Italian Americans loved him more, and now that he’s gone, we celebrate him as one of us. We claim, as sociologist Donald Tricarico says, “a special, more authentic relationship” with all-things-Italian—as well as the ability to know what is “Italian,” and what is just posturing. Giorgio Armani was a real Italian. He only lived in Italy and, in a fashion industry that he helped to “globalize,” he spoke mostly in Italian. He used fibers and skins produced in Italy. His work references the country’s history through materials, methods of production, and design itself. His clothing is the physical embodiment of Italian “cool.”
Socially, economically, and culturally, clothing is central to Italian American identity. Over the past 120 years, we’ve been factory workers and fashion designers, textile weavers and neighborhood tailors. In 1920, my great grandfather, Pasquale Clemente, opened a shop in Pittsburgh’s very Italian neighborhood of East Liberty, where he specialized in suits with the Neapolitan cut (half lining, soft shoulders, wider lapels, and a “barchetta” breast pocket). He made clothing for life’s biggest events—communions, weddings, and the all-important trip back home. A central tenet of Italian immigration is coming and going from Italy. Far more than other immigrant groups, many Italians worked in America and ultimately resettled in Italy on purchased land. Many used these trips to reconnect with home, find a wife or bring a sewing machine to the sisters. Thousands of oral histories of Italian Americans recount their pre-immigration encounters with returning relatives, and recall with vivid detail the clothes they brought as gifts from America. Pasquale’s cousins in Ausonia fumed at his fancy appearance upon every return. Emilio’s dad (also a hairdresser and excellent bocce player) was among the 3 million Italians to come to the U.S. in the 1950s, but he still got his suits made in Italy on trips home.

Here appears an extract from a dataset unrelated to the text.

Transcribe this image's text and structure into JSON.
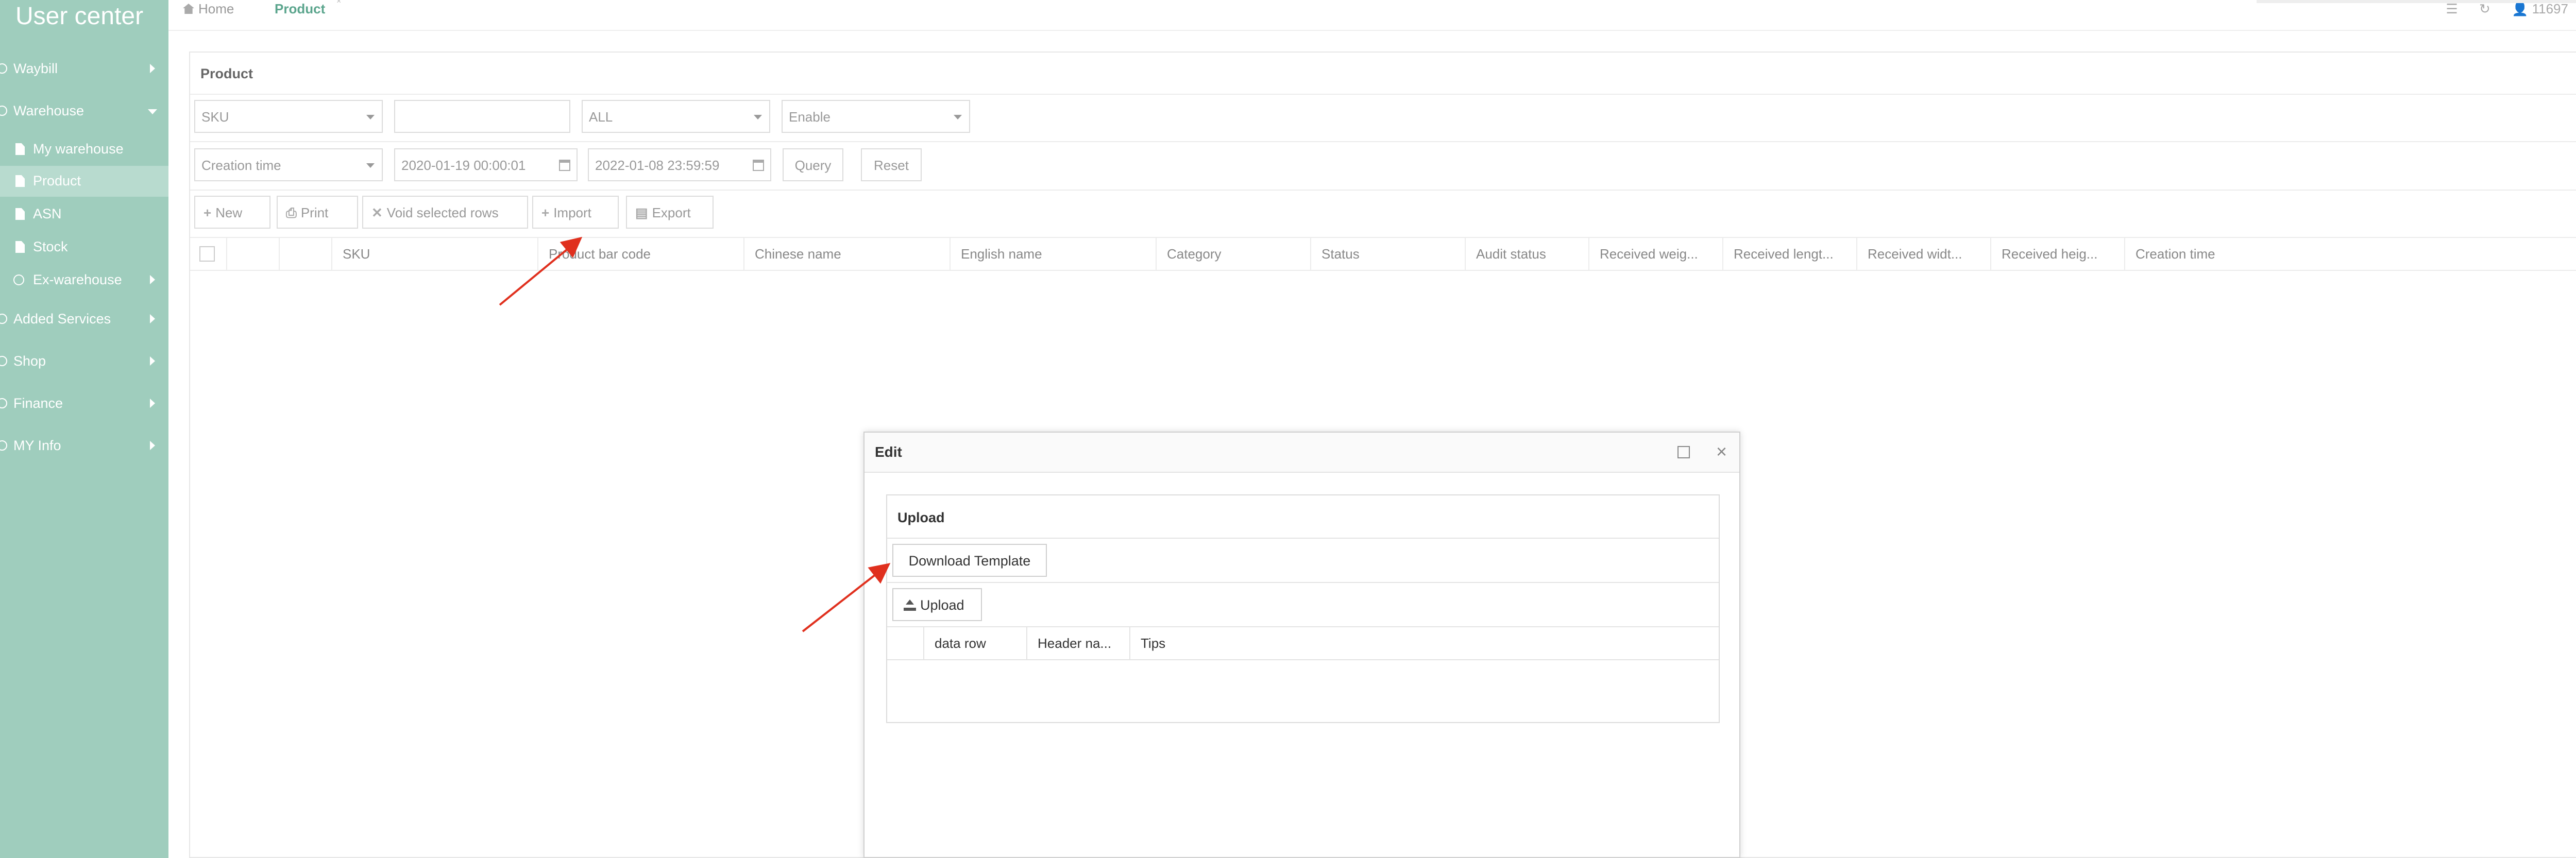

In the last decades of the 20th century, a new guard of Italian Americans embraced their Italian-ness, where previous generations might have played it down to more easily navigate “mainstream” America. We learned to love our father’s dreaded polenta and talk with enthusiasm about Fellini films. “Armani suits were the currency of success,” said Emilio. In the 1980s, as Italian Americans achieved income levels significantly above the national average, we became what historian Simone Cinotto called “enthusiastic ethnic revivalists.” We went to Italy on vacation to connect with our long-lost cousins. We started wine clubs. For this generation, wrote Cinotto, “ethnicity was not only compatible with a successful economic and social life, but augmented their social and cultural capital.” Wearing the clothing was being Italian American.